A new study led by Syracuse University has shed more light on the catastrophic impact of the Chicxulub asteroid 66 million years ago. This asteroid, which struck Mexico’s northern Yucatán peninsula – an impact that ejected material equivalent to an area the size of Connecticut and more than twice as tall as Mount Everest – wiped out 75 percent of animals on Earth, including all the dinosaurs.
Experts now claim that one of the leading causes of this mass extinction was the redistribution of fine particles of sulfate in the stratosphere after impact, which led to rapid climate change.
“The impact blast and fallout ignited widespread fires, which together with rock dust, soot and volatiles ejected from the crater, blotted out the sun globally in an impact winter that may have lasted years, resulting in the extinction,” said study lead author Christopher Junium, an associate professor of Earth and Environmental Sciences at Syracuse.
According to Professor Junium, although scientists have long implicated that massive perturbations to atmospheric sulfur were the main causes of climate change after the impact, “there has been uncertainty regarding how much reached the stratosphere where its effects on climate would have been greatly magnified.”
The researchers conducted field work along the Brazos River in Central Texas to collect samples of rock that recorded the immediate aftermath of the asteroid impact. Analyzing these samples through novel geochemical techniques, they managed to trace the unique transformations undergone by sulfur aerosols when they rose above the Earth’s ozone layer and were exposed to ultraviolet radiation, creating diagnostic signatures in the stable isotopes of the sulfur gases.
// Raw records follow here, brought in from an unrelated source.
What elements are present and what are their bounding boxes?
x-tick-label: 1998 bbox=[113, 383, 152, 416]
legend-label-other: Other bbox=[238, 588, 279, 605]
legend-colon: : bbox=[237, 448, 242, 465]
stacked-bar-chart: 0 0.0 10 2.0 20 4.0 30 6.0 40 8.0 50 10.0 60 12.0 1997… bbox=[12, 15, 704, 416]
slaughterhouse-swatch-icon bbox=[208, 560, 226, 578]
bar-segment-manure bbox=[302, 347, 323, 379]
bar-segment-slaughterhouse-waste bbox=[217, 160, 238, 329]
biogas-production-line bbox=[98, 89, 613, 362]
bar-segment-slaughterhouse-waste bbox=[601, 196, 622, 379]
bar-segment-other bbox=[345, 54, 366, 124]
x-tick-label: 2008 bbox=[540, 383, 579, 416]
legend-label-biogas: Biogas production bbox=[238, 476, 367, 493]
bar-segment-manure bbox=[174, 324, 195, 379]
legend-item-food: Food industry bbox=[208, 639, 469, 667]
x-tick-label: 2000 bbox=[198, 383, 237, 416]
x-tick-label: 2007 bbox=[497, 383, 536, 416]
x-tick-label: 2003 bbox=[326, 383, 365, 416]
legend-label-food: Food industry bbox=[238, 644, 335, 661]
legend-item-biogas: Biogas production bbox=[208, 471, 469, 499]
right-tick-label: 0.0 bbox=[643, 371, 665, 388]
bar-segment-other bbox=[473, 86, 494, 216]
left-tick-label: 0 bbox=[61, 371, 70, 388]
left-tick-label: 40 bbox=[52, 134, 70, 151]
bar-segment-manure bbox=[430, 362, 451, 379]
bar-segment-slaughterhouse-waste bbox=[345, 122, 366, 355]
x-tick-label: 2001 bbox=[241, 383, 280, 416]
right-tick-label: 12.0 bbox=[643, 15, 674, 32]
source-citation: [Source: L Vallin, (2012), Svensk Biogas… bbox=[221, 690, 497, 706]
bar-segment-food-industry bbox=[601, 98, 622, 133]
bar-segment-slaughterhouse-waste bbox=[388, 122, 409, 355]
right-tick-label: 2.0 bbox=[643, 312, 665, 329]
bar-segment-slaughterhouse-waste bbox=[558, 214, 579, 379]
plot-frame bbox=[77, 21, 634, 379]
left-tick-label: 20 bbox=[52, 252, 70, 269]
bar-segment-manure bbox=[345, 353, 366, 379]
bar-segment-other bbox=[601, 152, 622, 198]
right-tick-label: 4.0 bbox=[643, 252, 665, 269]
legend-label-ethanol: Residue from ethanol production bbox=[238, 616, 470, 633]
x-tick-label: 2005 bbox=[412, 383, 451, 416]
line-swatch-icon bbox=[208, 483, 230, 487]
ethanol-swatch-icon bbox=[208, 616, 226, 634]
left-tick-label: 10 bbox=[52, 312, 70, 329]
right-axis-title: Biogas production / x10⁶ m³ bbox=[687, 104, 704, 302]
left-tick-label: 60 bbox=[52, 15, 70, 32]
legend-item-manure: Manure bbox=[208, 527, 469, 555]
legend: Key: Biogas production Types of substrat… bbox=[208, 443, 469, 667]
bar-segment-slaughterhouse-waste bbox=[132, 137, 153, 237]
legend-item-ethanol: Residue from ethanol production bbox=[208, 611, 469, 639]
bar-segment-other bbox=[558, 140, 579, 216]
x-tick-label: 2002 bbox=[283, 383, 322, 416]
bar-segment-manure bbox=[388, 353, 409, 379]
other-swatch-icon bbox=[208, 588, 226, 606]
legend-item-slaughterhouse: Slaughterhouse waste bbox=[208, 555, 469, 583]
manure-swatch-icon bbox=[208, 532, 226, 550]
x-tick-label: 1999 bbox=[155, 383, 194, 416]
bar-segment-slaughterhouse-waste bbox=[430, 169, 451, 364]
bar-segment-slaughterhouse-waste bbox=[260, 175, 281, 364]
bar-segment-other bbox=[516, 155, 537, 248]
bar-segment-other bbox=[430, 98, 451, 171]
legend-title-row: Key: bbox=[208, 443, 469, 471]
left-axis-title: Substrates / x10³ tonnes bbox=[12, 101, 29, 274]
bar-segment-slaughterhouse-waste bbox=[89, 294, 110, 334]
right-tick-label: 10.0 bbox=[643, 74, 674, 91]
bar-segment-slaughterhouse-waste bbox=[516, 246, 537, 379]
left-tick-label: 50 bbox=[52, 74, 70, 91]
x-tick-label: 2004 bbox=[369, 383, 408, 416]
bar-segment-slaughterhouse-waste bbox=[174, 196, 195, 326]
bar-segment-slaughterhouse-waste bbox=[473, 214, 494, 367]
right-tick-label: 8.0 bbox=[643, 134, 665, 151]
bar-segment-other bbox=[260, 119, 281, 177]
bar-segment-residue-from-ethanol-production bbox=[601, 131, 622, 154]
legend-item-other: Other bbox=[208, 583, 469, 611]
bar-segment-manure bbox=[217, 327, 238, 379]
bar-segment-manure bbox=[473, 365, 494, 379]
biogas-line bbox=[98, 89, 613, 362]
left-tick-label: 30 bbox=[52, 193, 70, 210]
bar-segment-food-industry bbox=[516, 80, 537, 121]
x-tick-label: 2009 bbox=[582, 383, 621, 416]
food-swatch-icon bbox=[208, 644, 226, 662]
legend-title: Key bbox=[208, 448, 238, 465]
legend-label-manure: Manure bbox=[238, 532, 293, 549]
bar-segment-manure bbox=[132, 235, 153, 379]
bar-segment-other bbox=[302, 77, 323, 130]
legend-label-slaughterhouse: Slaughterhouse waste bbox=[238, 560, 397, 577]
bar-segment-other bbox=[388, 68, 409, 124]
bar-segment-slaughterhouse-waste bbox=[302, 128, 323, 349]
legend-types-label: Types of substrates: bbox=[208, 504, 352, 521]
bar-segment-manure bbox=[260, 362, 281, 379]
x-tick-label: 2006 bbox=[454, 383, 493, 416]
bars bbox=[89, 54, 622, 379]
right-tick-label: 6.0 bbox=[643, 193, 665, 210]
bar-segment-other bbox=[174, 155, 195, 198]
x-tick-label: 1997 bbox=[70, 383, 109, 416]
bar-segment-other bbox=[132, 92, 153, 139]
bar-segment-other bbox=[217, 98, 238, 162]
“The unique fingerprints we’ve measured in these impact sediments provide the first direct evidence for the importance of sulfur aerosols in catastrophic climate change and cooling,” explained study co-author Aubrey Zerkle, an expert in sulfur isotopes and the sulfur cycle at the University of St Andrews in Scotland.
The presence of these signatures required enormous amounts of sulfur aerosols in the stratosphere, which returned to the Earth as acid rain and washed into shallow marine areas in the aftermath of the impact. “These sulfur aerosols would have extended the duration of post-impact climate change, taking an already beleaguered biosphere to the brink of collapse,” concluded Professor Junium.
The study is published in the journal Proceedings of the National Academy of Sciences.